FMABC - Faculdade de Medicina do ABC Paulista (SP) — Prova 2023
Menino, 8 anos de idade, apresenta picos febris há 6 dias. Há 3 dias foi medicado com amoxicilina-clavulanato para tratamento de sinusite aguda. Queixa-se de cefaleia, dor em joelhos e abdome, náuseas e vômitos. Tem petéquias em região malar bilateralmente. Ao exame está prostrado, em regular estado geral, FR = 24 mrm, FC = 110 bpm e tempo de enchimento capilar de 3 segundos. O abdome é sensível à palpação e o fígado palpável a 2 cm do RCD. No hemograma, Hb = 11g/dL, Ht = 39%, GB = 4100/mm3 sendo 20% neutrófilos, 15% eosinófilos, 77% linfócitos e 3% monócitos e contagem de plaquetas 150000 /mm3 . Prova do laço positiva. O diagnóstico e conduta indicados ao quadro são, respectivamente,
Febre + petéquias + dor abdominal + TPC > 2s + leucopenia/plaquetas ↓ → Dengue com sinais de alarme (Grupo C), requer internação e hidratação IV.
O quadro clínico com febre, petéquias, dor abdominal, tempo de enchimento capilar prolongado e alterações laboratoriais (leucopenia, plaquetas no limite inferior) são sinais de alarme para dengue, indicando a necessidade de internação e hidratação intravenosa para prevenir a progressão para formas graves.

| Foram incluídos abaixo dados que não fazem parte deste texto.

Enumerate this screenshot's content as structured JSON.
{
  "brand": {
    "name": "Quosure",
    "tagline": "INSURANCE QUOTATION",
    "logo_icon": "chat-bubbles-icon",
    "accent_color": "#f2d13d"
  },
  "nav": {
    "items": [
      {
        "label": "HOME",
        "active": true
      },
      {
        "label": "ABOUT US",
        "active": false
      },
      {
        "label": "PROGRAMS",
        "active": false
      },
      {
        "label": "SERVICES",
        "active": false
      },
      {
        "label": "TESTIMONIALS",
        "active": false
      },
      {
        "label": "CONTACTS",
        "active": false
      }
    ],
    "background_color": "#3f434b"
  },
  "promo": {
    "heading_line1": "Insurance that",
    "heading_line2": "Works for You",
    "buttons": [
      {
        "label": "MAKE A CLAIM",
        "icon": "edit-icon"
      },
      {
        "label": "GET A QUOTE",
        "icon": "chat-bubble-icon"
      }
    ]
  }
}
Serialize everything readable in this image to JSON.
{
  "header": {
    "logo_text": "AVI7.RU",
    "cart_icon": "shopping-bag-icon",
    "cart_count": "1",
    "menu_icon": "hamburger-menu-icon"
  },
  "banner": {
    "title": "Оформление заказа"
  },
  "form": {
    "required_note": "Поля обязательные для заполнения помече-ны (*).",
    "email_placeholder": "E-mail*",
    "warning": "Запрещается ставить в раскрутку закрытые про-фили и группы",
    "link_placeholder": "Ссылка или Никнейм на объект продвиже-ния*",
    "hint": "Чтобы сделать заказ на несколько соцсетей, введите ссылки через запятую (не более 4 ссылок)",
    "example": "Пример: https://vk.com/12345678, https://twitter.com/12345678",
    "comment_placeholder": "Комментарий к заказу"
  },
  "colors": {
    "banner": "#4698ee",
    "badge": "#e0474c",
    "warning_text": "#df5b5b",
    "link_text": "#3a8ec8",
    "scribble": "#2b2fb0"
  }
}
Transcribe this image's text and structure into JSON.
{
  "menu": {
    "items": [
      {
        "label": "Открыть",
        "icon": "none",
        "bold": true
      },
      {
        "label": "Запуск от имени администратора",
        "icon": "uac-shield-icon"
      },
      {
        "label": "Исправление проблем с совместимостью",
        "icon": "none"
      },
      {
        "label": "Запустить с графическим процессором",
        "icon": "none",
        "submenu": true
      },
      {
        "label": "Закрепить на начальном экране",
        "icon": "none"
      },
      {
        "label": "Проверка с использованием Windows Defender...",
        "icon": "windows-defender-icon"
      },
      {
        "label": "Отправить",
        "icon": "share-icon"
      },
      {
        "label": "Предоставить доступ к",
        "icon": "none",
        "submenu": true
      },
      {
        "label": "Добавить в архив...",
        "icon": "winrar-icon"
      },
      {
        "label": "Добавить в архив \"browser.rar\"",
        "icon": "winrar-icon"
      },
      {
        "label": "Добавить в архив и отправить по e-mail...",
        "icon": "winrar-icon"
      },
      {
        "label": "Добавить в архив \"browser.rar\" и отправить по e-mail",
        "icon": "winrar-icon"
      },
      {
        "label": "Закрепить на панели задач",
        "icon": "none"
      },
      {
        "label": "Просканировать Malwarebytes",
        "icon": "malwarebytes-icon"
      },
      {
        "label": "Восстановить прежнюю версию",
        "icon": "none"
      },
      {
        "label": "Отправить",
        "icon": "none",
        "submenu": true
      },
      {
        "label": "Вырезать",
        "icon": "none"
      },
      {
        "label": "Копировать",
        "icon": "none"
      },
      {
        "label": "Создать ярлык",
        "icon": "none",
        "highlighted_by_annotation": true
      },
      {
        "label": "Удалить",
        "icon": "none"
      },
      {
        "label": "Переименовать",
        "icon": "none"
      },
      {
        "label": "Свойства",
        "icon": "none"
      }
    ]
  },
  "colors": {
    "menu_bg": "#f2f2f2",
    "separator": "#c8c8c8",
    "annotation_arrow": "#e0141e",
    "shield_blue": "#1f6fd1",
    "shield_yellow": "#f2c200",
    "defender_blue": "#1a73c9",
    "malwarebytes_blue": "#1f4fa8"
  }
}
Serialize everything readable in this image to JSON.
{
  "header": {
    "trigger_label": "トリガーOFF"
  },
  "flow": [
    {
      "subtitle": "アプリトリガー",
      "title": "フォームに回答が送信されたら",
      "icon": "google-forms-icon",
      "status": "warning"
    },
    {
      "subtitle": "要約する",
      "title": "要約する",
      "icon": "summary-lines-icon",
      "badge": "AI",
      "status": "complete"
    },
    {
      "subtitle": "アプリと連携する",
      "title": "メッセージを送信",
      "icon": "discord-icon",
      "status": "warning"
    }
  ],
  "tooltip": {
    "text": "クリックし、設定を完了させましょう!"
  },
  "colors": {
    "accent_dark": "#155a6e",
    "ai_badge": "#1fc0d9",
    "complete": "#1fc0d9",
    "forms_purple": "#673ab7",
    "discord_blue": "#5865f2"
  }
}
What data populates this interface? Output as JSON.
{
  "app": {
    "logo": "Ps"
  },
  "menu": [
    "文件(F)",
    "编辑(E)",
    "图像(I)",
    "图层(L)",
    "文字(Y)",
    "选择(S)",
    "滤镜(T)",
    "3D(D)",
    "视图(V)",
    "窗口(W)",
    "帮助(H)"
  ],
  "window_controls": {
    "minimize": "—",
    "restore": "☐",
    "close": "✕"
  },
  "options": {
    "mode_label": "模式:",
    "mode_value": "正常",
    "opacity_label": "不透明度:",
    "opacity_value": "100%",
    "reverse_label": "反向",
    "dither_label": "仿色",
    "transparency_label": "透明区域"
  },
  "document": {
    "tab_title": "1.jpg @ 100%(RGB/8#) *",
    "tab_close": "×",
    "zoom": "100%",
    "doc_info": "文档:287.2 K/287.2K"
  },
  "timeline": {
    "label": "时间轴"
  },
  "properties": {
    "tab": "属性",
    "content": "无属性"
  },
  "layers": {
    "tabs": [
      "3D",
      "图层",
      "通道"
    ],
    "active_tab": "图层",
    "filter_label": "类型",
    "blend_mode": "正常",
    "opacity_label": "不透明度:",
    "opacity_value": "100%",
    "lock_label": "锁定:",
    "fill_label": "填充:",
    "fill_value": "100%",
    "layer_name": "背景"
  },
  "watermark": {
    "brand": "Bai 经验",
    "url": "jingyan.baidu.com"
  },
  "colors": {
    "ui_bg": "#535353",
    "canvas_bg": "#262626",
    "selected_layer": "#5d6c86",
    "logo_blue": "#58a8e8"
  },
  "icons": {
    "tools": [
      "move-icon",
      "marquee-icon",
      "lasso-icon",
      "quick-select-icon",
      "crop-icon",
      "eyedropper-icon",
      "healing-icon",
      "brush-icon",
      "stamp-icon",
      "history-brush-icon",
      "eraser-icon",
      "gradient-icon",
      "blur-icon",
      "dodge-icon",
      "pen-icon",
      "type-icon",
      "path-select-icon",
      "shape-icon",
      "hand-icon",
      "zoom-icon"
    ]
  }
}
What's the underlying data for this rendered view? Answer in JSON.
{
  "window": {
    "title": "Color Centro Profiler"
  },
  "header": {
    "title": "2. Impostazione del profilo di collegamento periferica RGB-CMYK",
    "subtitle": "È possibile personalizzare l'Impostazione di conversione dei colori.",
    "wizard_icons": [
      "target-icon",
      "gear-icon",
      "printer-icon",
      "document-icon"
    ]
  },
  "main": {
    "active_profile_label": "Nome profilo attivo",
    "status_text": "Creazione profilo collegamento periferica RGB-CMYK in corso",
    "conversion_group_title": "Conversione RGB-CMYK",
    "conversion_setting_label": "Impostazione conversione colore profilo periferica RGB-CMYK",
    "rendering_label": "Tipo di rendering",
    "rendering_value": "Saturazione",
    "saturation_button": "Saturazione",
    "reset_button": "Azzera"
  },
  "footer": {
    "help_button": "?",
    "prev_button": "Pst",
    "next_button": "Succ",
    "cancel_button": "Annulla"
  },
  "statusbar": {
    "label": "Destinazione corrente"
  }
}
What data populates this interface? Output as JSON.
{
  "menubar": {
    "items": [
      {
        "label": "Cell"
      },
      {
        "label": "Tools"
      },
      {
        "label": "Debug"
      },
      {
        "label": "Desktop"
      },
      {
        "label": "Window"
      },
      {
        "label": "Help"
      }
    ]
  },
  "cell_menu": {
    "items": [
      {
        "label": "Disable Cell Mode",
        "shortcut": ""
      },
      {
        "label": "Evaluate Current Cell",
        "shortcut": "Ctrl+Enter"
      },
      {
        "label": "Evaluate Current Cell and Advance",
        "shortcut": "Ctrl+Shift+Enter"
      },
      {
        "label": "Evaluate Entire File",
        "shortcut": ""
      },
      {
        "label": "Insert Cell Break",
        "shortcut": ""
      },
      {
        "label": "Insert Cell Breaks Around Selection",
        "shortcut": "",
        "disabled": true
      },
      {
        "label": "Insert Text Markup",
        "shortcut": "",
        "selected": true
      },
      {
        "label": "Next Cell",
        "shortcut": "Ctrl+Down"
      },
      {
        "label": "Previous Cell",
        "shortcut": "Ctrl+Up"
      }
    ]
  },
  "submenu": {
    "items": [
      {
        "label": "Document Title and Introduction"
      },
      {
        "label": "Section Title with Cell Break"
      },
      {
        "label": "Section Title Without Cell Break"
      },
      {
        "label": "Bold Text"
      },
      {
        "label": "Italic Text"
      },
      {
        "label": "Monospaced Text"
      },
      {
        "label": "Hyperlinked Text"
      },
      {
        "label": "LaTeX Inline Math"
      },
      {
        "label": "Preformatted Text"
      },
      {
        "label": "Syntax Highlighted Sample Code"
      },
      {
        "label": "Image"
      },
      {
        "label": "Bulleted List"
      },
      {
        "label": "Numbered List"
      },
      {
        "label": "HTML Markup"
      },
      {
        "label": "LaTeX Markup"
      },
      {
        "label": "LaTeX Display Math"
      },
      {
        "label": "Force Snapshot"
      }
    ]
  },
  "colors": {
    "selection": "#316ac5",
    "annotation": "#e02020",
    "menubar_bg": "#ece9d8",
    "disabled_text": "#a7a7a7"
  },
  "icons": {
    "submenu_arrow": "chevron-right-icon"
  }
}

A dengue é uma arbovirose de grande impacto na saúde pública, especialmente em regiões tropicais e subtropicais. Em crianças, a apresentação clínica pode variar de formas assintomáticas a quadros graves com choque. A identificação precoce dos sinais de alarme é fundamental para um manejo adequado e para a redução da morbimortalidade. O caso apresentado ilustra um cenário típico de dengue com sinais de alarme, classificado como Grupo C segundo as diretrizes brasileiras. Os sinais de alarme, como dor abdominal intensa, vômitos persistentes, petéquias, tempo de enchimento capilar prolongado (>2 segundos), e alterações laboratoriais como leucopenia e plaquetas no limite inferior da normalidade, indicam extravasamento plasmático e risco de choque. A prova do laço positiva reforça a suspeita de fragilidade capilar. A presença desses sinais exige internação hospitalar para monitorização rigorosa e início imediato da hidratação intravenosa, que é a pedra angular do tratamento para prevenir a progressão para choque por dengue. O manejo da dengue com sinais de alarme foca na reposição volêmica cuidadosa com cristaloides isotônicos, monitorização de sinais vitais, débito urinário, hematócrito e plaquetas. A falha em reconhecer e tratar prontamente os sinais de alarme pode levar ao choque por dengue, uma condição grave com alta mortalidade. Portanto, a educação contínua de residentes e profissionais de saúde sobre a classificação e o manejo da dengue é crucial para a saúde da população.
Os principais sinais de alarme da dengue em crianças incluem dor abdominal intensa e contínua, vômitos persistentes, sangramento de mucosas, letargia/irritabilidade, hepatomegalia >2cm, hipotensão postural, e aumento progressivo do hematócrito com queda das plaquetas.
A hidratação intravenosa é indicada para pacientes com dengue que apresentam sinais de alarme, incapacidade de tolerar líquidos por via oral, desidratação grave, ou evidência de choque, visando restaurar o volume intravascular e prevenir a progressão para choque por dengue.
A diferenciação da dengue de outras infecções febris em crianças baseia-se na epidemiologia (área endêmica), quadro clínico (febre alta, mialgia, artralgia, exantema, sinais de alarme) e exames laboratoriais (leucopenia, plaquetopenia, aumento do hematócrito). Testes sorológicos e moleculares específicos confirmam o diagnóstico.